Yes, there is!
One way to do such things more quickly:
multinomialRangedIP[n_, ps_, min_, max_] :=
Total[PDF[MultinomialDistribution[n, ps], Permutations@#] & /@
IntegerPartitions[n, {Length@ps}, Range[min, max]], 2]
Using the OP example,
multinomialRangedIP[50, N@{1/2, 3/8, 1/16, 1/16}, 5, 20]
is over 200X faster. That advantage grows as the number of trials/categories increases.
However, with large enough cases, even this becomes impractical (although it will always return a 0 result quickly for impossible configurations).
Another technique I use for larger cases:
multinomialRanged[n_, ps_, min_, max_] :=
Module[{ups = MapIndexed[(#1/Total[ps[[First@#2 ;;]]]) &, ps], sa, lp = Length@ps, pr},
pr[nx_, sk_, sk1_, pk_, minx_: 0, maxx_: n] :=
Piecewise[{{0, sk < sk || sk - sk1 > maxx || sk - sk1 < minx},
{Binomial[nx - sk1, sk - sk1]*pk^(sk - sk1)*(1 - pk)^(nx - sk),True}}];
sa = Append[
Table[Array[pr[n, #2 - 1, #1 - 1, ups[[k]], min, max] &, {n + 1, n + 1}], {k, 1, lp - 1}],
Reverse@Array[{Boole[# - 1 >= min && # - 1 <= max]} &, n + 1]];
sa[[1]] = sa[[1, 1]];
First@(Dot @@ sa)];
Comparing
multinomialRangedIP[60, N@{1/4, 1/4, 3/8, 1/16, 1/32, 1/32}, 5, 20]

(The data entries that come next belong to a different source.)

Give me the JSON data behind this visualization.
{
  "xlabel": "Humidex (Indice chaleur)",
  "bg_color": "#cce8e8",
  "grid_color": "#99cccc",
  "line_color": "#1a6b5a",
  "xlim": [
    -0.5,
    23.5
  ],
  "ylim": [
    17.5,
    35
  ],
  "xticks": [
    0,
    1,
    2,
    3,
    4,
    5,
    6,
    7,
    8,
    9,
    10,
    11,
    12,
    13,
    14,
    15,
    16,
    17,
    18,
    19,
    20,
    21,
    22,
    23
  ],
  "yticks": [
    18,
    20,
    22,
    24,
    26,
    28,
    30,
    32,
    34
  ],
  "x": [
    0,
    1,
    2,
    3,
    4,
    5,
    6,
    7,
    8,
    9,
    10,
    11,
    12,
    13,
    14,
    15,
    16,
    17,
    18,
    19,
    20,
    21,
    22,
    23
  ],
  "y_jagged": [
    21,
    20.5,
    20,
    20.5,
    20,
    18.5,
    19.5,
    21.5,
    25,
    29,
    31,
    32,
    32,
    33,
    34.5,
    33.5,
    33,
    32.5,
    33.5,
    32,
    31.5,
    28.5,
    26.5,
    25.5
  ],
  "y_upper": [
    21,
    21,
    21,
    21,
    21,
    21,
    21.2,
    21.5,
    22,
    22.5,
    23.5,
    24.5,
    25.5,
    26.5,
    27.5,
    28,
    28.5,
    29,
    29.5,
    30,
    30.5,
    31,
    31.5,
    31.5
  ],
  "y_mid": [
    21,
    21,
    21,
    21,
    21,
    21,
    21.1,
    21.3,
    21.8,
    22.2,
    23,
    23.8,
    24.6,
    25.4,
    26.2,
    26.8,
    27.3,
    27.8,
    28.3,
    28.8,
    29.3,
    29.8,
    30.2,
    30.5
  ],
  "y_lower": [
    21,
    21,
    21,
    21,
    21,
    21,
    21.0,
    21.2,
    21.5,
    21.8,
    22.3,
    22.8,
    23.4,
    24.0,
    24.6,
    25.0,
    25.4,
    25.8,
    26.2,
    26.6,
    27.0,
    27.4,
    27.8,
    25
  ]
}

multinomialRanged[60, N@{1/4, 1/4, 3/8, 1/16, 1/32, 1/32}, 5, 20]
Shows an over 100X speed advantage for multinomailRanged over multinomailRangedIP, again with the advantage increasing with increasing problem size. I have no idea how long Mathematica would take using native functionality - I ran out of patience...
There's certainly some optimization left in the latter code, e.g. the structure of the array has high density of zeroes, so time could probably be shaved with a custom Dot, but once it was fast enough for my needs, I left it as is.
The same technique in the latter can be applied to ranged probabilities for the multivariate hypergeometric:
hypergeometricRanged[n_, ps_, min_, max_] :=
Module[{vkseq, t, prh, sa},
vkseq = Accumulate@Prepend[ps, 0];
t = Total@ps;
sa = PadLeft[
Table[If[min <= Subtract[y, x] <= max,
With[{sk = Subtract[y, 1], sk1 = Subtract[x, 1], vk = vkseq[[z + 1]], vk1 = vkseq[[z]]},
If[(prh = Binomial[t - vk1, n - sk1]) == 0, 0,
Binomial[vk - vk1, sk - sk1] Binomial[t - vk, n - sk]/prh]],
0], {z, Length@ps - 1}, {x, n + 1}, {y, x, n + 1}]];
sa[[1]] = sa[[1, 1]];
sa = Append[sa,
Transpose[{Array[Boole[min <= n + 1 - # <= max] &, n + 1]}]];
First@(Dot @@ sa)];
On a fairly trivial example:
hypergeometricRanged[30, {20, 20, 20, 10, 5}, 2, 12]
Probability[Min[a, b, c, d, e] >= 2 && Max[a, b, c, d, e] <= 12,
{a, b, c, d, e} \[Distributed]
MultivariateHypergeometricDistribution[30, {20, 20, 20, 10, 5}]]
this was ~8500X faster, and as before, advantage grows dramatically with problem size.
N.B.: I use these in routines that call with well-formed cases, so no error checking is done - call them with really whacky things (like negative values) at your own peril (or add E/C code).